(2:25 – 3:12 dakikaları arası)
İddia ediyorum, Tarkan bu hain dünyada bir simülasyondur.
Ve Tarkan, yalnızca kurtarılmayı bekleyen Türklerin görebileceği epik – mitolojik bir efsane ise; o hâlde sorumuzu soruyorum: Kim attı bu oku?
Ok yönü itibarıyla yukarıdan düşüyor. ‘Yukarı’ ise ‘yer’ in dışındakilerin asla idrakinin alamayacağı gök katlarındandır. Arzı da kapsamına alır.
Aşağıdaki topluluk da, tahtada ortadan ikiye bölünen okun sahibi hakkında çeşitli şüpheler ve sorular içerisinde kalmaktadırlar.
Aslında atılan ok Platon’un mağarasındaki adamların, gördükleri gölgeden başka bir şey değildir.
Tarkan’ın yanındaki kurt görünümlü köpek ise bir yanılsama.
Gerçekte Tarkan var olmayan bir ‘şey’ e kurt diye seslenerek neyi anlatmak istiyor öyleyse?
Bu, bir ‘hero’ – Antik Yunan’da hḗrōs/kahraman- olan Tarkan’ın kendini hakikat sayan gafillere yaptığı bir cilvedir. Zira hakikatte leke yoktur.
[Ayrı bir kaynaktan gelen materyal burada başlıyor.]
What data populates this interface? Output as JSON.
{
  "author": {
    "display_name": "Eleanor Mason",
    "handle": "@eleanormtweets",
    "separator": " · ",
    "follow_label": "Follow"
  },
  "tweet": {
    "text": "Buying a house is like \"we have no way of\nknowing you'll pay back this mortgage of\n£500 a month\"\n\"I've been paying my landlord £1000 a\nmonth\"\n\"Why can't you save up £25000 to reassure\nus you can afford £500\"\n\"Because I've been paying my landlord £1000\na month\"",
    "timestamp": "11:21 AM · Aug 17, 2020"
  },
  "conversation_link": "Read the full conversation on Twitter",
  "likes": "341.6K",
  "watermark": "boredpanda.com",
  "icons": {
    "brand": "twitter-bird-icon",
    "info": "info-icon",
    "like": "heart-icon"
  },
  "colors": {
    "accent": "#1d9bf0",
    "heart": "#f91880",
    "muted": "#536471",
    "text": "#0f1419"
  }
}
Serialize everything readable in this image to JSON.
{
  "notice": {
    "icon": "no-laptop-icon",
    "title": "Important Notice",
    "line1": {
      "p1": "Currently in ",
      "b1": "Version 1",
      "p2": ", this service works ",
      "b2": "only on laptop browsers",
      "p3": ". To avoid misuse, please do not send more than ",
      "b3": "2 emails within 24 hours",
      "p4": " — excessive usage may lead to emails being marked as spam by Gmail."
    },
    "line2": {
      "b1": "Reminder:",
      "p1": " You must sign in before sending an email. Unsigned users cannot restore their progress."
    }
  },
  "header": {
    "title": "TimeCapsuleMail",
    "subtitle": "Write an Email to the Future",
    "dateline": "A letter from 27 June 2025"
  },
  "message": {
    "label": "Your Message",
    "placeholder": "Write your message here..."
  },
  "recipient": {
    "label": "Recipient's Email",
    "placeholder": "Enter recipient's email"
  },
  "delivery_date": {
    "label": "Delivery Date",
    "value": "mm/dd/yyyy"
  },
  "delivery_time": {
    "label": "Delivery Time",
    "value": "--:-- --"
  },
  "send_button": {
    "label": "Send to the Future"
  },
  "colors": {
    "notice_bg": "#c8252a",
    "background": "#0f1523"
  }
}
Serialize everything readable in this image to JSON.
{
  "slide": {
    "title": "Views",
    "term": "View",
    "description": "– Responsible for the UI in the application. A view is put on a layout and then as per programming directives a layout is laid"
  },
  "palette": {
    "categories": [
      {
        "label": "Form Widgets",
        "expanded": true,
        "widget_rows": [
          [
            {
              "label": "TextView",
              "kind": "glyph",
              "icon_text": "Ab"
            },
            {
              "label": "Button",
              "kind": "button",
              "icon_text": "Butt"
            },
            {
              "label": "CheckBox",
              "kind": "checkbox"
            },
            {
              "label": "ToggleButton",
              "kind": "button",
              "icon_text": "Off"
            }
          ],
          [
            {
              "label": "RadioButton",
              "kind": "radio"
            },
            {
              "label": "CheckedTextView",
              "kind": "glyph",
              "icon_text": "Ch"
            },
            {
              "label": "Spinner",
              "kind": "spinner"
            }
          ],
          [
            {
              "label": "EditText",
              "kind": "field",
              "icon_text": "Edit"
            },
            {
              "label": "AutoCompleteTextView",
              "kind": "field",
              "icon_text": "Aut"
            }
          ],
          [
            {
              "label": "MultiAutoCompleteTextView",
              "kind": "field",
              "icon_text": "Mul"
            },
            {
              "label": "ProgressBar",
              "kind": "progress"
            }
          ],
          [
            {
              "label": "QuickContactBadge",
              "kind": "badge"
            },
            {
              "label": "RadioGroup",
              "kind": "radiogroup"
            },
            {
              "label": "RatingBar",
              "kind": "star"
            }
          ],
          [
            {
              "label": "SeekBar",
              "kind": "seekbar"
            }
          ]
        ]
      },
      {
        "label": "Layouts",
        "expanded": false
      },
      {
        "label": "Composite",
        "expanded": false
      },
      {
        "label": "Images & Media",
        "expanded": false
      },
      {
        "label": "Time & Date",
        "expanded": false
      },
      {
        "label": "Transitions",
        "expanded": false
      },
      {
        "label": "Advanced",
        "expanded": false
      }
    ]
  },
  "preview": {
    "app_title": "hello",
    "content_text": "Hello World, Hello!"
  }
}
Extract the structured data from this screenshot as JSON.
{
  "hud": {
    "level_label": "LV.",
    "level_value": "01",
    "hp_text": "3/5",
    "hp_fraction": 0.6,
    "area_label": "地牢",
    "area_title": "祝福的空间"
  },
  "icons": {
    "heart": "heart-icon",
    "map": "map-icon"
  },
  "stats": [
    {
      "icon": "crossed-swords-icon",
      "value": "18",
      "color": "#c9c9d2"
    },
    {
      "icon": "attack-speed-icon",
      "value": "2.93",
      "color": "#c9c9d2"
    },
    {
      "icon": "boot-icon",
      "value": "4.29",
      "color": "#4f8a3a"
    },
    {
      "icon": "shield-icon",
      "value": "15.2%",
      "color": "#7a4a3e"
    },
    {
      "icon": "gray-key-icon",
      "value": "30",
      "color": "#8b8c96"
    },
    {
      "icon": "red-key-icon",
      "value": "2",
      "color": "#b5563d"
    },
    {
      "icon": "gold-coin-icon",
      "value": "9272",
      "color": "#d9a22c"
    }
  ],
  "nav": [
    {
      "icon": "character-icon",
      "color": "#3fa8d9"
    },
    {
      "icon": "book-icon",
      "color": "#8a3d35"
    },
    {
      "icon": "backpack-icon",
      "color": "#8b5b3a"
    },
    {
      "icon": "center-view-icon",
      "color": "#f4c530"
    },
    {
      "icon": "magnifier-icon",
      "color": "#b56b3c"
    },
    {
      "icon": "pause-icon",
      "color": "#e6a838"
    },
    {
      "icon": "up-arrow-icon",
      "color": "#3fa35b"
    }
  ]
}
Hakikatte hata yoksa o hâlde Tarkan yalnız bir görüngüden ibarettir.
Topluluk içindekilerin
– Tarkan!
– Tarkan!
söyleyişleri ise bir kurtarıcıya olan özlemin dile getirilmesi, insanın her sıfatta umuda sarılmasını gösterir.
Ok mu?
Ok, bu büyük sahnede demir bir oyuncaktır.